Die rechtlichen Vertragsgestaltungen und Beziehungen im Bereich des Vertriebs von Waren sind sehr vielgestaltig. Im Handelsgesetzbuch finden sich Handelsvertreter und Kommissionsagenten, rechtliche Grundsätze für den Vertragshändler und den Franchisenehmer hat die Rechtsprechung im Laufe der Jahre und Jahrzehnte geschaffen. Oftmals jedoch machen sich die Beteiligten bei Vertragsschluss gar keine Gedanken darüber, wie ein Vertragsverhältnis einzuordnen ist. Sie regeln in ihrem Vertrag die Rechte und Pflichten, im Falle einer späteren gerichtlichen Auseinandersetzung allerdings kann sich das schwer rächen. Dann nämlich muss ein Gericht beurteilen, wie das Vertragsverhältnis einzuordnen ist, und welche Konsequenzen sich daraus ergeben.
Selbständiger Marktleiter mit Provisionsanspruch
Dem Oberlandesgericht Oldenburg lag der Fall eines Sonderpreismarktes vor.
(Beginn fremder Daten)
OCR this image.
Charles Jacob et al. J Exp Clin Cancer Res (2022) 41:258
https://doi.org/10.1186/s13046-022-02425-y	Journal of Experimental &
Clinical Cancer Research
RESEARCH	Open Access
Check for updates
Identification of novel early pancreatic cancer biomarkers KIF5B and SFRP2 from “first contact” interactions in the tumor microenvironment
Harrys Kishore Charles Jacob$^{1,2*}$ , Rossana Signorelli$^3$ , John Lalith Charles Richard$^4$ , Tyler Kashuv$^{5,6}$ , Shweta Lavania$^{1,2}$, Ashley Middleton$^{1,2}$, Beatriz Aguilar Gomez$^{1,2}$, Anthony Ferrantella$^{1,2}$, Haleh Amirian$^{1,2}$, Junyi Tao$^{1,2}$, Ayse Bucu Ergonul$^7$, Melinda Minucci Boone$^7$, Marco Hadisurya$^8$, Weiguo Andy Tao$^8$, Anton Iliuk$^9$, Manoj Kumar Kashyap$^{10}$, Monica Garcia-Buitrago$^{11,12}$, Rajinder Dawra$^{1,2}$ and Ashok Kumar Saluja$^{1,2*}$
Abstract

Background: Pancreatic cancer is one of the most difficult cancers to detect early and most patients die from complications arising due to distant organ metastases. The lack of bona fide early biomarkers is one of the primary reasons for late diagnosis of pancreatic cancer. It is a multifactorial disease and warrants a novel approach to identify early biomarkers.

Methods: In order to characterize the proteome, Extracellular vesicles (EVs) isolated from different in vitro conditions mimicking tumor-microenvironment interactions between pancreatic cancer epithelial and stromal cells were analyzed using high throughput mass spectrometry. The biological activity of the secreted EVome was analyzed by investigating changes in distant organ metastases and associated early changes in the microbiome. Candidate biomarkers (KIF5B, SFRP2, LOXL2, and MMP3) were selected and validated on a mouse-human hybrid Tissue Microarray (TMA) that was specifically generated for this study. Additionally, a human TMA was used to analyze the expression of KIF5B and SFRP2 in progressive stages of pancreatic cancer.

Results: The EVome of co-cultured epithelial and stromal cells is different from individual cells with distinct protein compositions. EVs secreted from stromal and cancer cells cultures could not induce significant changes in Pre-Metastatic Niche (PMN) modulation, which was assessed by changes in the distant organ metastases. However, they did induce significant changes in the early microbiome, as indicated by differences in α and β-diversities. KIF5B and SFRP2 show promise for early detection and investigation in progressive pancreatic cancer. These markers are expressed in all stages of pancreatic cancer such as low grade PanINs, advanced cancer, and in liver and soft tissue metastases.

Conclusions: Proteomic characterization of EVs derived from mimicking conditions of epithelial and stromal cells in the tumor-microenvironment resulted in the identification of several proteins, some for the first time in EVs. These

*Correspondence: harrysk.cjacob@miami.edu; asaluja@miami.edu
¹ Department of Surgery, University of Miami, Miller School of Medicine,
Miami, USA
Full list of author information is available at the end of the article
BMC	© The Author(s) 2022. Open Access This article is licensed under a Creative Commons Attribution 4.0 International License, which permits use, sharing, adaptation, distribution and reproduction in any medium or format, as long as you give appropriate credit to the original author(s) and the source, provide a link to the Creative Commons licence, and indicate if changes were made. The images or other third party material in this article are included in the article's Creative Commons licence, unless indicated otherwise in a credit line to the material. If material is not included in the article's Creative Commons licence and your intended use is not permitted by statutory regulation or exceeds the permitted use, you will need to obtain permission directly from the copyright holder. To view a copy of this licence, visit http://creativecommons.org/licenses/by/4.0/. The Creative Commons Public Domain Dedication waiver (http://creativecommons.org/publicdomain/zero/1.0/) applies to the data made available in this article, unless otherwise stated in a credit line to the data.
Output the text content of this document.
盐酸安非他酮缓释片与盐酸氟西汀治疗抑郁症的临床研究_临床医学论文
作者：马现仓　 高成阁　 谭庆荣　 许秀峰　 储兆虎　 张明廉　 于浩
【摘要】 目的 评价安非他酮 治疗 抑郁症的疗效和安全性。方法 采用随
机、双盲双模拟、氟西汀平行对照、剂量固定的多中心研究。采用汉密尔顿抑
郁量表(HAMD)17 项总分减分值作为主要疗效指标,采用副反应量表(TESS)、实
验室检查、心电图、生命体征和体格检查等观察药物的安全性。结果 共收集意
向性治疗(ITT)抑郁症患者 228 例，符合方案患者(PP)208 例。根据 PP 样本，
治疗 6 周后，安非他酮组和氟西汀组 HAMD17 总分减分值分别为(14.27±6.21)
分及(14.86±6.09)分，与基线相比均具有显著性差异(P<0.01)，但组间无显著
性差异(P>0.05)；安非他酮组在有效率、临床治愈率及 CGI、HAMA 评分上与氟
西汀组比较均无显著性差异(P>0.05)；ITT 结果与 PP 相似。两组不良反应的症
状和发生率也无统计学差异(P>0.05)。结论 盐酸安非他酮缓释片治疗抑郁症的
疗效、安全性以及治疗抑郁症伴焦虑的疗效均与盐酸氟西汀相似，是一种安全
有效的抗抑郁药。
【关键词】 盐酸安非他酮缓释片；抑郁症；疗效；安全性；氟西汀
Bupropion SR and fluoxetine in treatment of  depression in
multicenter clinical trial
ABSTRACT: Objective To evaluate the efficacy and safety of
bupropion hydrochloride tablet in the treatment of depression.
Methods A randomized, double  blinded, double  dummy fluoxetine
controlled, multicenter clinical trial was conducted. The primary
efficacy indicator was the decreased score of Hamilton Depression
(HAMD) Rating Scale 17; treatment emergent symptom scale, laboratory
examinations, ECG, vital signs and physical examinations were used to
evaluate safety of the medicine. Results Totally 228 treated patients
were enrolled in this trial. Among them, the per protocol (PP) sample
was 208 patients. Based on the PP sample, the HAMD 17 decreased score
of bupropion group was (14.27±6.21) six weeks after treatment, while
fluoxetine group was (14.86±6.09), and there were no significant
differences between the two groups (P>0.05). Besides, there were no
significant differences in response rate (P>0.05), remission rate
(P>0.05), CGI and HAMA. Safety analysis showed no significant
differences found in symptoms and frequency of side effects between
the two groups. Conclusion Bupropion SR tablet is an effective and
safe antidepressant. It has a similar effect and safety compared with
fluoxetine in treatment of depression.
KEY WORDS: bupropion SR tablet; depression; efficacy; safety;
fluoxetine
Der konkrete Marktleiter sollte gemäß seinem Vertrag mit dem ihn mit Waren beliefernden Unternehmen selbstständig tätig sein, er sollte eigenständig die Produkte an die Kunden verkaufen, musste die Einnahmen jedoch unmittelbar abführen und erhielt dafür eine Provision.
Als das Vertragsverhältnis endete, wollte der betreffende Marktleiter einen Handelsvertreterausgleichsanspruch geltend machen und meinte, es handele sich bei dem Vertrag um ein Handelsvertreterverhältnis. Schließlich habe er für fremde Rechnung und im fremden Namen die Artikel verkauft.
Kommissionsagent als Verkäufer im eigenen Namen für fremde Rechnung
Das Gericht hat anhand vieler Details untersucht, ob der Marktleiter denn nun im eigenen Namen die Produkte verkaufte, oder stellvertretend für das Unternehmen. Hierzu gab es viele widersprüchliche Indizien, entscheidend war für das Gericht jedoch, dass außen am Geschäft deutlich der Name des Marktleiters als Inhaber angebracht war, und dass gegenüber den Kunden unmissverständlich der Eindruck entstehen musste, dass der Marktleiter auch der Verkäufer der Produkte sei.
Wer allerdings im eigenen Namen, jedoch „für fremde Rechnung“ Waren verkauft, ist kein Handelsvertreter, sondern ein Kommissionär oder ein Kommissionsagent.
Handelsvertreterausgleichsanspruch auch für Kommissionsagenten
Das half dem Unternehmen jedoch nicht weiter. Denn obwohl es keinen direkten Handelsvertreterausgleichsanspruch gab, hat das Gericht entschieden, dass die Vorschriften über den Handelsvertreterausgleichsanspruch analog auf das Kommissionsagenturverhältnis anwendbar sein können. Auch der konkrete Kommissionsagent sei wie ein Handelsvertreter in das Absatzsystem des Unternehmens eingegliedert gewesen und musste dem Unternehmen faktisch nach Vertragsbeendigung den Kundenstamm überlassen, denn schließlich hatte das Unternehmen Zugang zum gesamten Kassensystem. Aufgrund einer analogen Anwendung des Handelsvertreterausgleichsanspruchs erhielt der Marktleiter also den entsprechenden Ausgleich für den von ihm aufgebauten Kundenstamm.
Ausgleichsanspruch als Ausgleich für erfolgreiche Akquise
Es ist immer wieder spannend, in welchen Fällen die Gerichte einen Ausgleichsanspruch ablehnen und in welchen nicht. Während der Bundesgerichtshof im vergangenen Jahr für fast alle Franchisenehmer den Ausgleichsanspruch faktisch abgelehnt hat, deutet die vorliegende Entscheidung des Oberlandesgerichts Oldenburg eher wieder in eine andere Richtung, welche in stärkerem Maße die Akquisetätigkeiten des Vertriebsmittlers honoriert.